Sydney trinkt einen Schluck Wein. Die Geschichte des Hauses, so scheint
es ihr, während sie die Menschen betrachtet, die jetzt an dem Walnusstisch mit dem
unregelmäßig gearbeiteten Rand sitzen, ist blasser geworden, ist heute weniger dramatisch,
weniger bedeutsam als früher. Kaum etwas scheint im Vergleich zu Flugzeugabstürzen,
einem Mord, ledigen Müttern und einem Krieg der Erwähnung wert. Sydneys Aufenthalt
im Haus wird in künftigen Jahren keinen Menschen interessieren und bestimmt keinen
Stoff für irgendwelche beeindruckenden Anekdoten liefern.

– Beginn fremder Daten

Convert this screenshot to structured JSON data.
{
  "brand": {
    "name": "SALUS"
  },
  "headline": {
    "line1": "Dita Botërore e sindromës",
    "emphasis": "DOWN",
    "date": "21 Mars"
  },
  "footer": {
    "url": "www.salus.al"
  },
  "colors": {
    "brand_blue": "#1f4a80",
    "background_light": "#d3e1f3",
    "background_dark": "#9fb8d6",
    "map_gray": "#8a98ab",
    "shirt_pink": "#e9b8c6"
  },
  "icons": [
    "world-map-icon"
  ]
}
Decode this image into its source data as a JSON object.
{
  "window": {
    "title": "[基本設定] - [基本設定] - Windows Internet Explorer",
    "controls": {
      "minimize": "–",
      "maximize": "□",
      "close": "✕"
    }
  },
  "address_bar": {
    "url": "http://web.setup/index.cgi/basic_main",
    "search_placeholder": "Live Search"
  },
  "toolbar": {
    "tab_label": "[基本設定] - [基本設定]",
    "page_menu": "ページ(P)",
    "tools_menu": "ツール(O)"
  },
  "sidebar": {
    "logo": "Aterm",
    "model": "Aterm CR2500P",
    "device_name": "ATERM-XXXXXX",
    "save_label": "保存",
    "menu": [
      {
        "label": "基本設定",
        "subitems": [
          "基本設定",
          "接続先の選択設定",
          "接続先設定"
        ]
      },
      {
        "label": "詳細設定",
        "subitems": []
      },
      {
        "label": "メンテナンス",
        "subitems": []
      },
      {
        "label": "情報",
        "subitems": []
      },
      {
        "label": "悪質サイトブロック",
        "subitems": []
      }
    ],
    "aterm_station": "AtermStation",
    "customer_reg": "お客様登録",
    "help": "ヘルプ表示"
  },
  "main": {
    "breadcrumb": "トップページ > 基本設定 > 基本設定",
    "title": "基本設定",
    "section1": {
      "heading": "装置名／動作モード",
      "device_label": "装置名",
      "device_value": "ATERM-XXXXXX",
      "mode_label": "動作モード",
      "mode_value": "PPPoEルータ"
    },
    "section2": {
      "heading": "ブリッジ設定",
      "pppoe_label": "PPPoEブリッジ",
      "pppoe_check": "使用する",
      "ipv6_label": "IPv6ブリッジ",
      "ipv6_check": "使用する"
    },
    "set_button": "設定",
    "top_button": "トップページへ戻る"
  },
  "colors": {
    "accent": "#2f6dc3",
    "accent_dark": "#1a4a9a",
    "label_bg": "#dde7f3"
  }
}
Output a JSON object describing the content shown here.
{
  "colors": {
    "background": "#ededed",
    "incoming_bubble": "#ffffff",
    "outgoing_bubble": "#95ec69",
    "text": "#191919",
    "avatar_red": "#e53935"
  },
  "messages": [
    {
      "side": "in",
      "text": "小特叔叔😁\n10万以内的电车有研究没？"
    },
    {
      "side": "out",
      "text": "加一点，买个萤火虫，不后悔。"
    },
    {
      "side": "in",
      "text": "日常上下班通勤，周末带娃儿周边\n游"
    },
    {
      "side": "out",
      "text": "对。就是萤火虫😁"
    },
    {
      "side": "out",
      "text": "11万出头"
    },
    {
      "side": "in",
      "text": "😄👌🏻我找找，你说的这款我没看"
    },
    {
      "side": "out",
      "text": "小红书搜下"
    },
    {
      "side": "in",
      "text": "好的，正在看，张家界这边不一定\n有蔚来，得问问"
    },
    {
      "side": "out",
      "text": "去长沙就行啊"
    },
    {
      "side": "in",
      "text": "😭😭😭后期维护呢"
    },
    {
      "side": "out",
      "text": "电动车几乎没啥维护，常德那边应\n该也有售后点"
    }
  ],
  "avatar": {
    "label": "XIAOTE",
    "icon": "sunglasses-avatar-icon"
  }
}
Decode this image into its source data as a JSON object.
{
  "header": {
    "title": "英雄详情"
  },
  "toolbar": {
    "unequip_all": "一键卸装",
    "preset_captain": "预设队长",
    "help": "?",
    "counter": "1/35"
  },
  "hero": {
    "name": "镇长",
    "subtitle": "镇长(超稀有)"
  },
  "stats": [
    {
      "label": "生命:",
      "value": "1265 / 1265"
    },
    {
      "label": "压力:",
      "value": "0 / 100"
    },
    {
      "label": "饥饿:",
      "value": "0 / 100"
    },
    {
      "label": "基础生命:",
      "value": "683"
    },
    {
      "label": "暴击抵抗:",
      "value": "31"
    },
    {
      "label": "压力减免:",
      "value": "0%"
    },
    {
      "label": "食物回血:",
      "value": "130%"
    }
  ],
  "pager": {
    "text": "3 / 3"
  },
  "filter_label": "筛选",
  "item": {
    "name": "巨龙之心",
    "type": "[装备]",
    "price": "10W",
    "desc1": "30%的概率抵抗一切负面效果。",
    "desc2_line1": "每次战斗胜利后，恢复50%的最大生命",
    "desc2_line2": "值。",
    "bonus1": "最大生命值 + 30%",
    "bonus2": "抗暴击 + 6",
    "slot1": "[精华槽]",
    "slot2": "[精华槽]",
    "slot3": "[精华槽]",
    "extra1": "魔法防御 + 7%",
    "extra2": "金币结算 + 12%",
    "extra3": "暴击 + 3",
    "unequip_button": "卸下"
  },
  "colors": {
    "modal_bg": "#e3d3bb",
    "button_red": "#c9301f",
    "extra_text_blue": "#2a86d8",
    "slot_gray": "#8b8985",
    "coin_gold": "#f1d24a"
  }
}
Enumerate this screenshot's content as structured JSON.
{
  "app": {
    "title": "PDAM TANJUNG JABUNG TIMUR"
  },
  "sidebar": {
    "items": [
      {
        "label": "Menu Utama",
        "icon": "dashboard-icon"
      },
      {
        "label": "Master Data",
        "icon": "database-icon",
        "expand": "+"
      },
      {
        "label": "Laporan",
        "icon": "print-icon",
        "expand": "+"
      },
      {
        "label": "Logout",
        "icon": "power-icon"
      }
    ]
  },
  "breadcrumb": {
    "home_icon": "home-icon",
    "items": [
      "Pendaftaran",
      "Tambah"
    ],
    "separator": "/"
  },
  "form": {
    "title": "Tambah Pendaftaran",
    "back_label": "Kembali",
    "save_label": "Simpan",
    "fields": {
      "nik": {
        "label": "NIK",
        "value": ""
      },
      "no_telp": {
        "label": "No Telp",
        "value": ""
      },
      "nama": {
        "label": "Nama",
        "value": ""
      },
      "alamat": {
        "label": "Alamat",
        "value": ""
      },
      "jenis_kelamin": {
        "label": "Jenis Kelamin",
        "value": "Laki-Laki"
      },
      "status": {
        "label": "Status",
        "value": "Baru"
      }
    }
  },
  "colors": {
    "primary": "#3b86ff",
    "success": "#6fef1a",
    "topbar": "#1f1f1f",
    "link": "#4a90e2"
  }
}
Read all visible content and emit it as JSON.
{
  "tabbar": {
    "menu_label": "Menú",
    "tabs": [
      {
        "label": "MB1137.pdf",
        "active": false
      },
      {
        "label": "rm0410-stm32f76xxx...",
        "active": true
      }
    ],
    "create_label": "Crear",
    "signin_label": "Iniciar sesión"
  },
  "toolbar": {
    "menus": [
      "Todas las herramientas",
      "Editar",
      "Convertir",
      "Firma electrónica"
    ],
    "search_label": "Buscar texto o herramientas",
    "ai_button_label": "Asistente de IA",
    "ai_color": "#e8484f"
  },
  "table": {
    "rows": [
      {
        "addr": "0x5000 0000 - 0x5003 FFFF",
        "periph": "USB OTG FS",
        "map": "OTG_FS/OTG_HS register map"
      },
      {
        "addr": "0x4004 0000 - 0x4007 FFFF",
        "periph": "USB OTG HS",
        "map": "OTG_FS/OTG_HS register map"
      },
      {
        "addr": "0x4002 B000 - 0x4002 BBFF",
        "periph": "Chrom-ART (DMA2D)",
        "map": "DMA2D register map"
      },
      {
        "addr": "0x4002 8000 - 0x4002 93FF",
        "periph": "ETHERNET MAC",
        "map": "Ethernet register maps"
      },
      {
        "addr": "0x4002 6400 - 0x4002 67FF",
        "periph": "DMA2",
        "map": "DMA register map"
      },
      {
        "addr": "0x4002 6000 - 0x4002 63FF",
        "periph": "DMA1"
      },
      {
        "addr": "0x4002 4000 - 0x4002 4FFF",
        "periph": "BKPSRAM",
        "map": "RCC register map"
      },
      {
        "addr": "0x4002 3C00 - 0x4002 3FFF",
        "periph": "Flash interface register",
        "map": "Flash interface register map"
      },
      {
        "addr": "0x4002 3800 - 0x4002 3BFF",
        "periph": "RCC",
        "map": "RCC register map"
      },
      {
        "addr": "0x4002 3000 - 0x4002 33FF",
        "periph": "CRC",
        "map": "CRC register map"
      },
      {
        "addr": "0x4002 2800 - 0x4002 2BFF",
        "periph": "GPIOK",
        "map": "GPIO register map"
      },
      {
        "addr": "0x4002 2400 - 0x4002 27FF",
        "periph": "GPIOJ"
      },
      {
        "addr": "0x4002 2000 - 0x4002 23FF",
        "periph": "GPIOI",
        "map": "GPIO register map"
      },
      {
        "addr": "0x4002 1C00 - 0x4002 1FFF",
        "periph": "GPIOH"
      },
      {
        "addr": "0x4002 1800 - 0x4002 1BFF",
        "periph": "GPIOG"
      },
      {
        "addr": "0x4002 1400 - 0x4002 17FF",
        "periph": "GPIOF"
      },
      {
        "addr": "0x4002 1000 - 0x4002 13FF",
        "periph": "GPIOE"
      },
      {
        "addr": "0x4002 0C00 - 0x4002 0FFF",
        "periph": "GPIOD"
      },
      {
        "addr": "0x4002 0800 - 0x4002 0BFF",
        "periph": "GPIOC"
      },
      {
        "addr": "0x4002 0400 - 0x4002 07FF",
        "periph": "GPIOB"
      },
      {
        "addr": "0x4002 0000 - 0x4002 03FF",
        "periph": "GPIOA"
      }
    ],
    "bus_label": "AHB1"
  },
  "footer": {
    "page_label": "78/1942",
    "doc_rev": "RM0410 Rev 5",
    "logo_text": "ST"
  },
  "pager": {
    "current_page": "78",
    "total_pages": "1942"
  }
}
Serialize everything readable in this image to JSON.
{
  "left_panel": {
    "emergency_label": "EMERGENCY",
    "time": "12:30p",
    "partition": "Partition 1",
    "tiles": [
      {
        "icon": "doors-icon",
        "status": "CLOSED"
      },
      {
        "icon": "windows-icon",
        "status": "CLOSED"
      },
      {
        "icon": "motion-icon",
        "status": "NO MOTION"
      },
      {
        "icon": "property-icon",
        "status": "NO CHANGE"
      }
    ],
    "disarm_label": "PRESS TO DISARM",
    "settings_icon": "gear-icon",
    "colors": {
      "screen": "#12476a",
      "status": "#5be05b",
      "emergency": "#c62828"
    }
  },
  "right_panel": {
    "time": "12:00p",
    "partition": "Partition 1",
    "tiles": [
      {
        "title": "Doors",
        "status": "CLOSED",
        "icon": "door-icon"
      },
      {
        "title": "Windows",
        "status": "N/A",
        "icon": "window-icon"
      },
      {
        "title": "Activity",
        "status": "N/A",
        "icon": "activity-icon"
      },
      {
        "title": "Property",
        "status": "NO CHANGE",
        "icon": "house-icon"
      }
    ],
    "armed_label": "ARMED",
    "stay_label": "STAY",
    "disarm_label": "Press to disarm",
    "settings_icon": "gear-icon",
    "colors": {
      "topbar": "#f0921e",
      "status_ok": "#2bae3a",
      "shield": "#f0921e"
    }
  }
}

Aber, fragt sie sich und stellt ihr Glas ab, gibt es denn nicht auch
an diesem Tisch Geschichten, von denen jede eine eigene dramatische Spannung aufweist,
auch wenn der Ausgang bislang unbekannt ist? Sie denkt an das junge Mädchen, das
aus Liebe von zu Hause weggelaufen ist. Wird das zweifelhafte Glück des Mädchens
von Dauer sein? An die anscheinend weit zurückreichende Fehde der beiden sympathischen
Brüder. Wird einer dem anderen verzeihen? An die Frau des Hauses, die kaum fähig
ist, ihre Eifersucht auf die junge Frau zu verbergen, die nun bald zur Familie gehören
wird; an die Mutter, die eben jetzt wieder ihren Sohn berührt, als hätte sie Angst,
er könnte sich jeden Moment in Luft auflösen. Und sie denkt auch an ihre eigenen
Eltern, die einmal eine Familie bildeten, die einander vermutlich einmal geliebt
haben und jetzt getrennt zusehen, wie ihre Tochter, ihr einziges Kind, ein drittes
Mal heiratet.
Und wie steht es mit dem Geistlichen, der so von den thailändischen Shrimps
schwärmt? Ist er vielleicht ein verkappter Transvestit? Betrügt er beim Billard?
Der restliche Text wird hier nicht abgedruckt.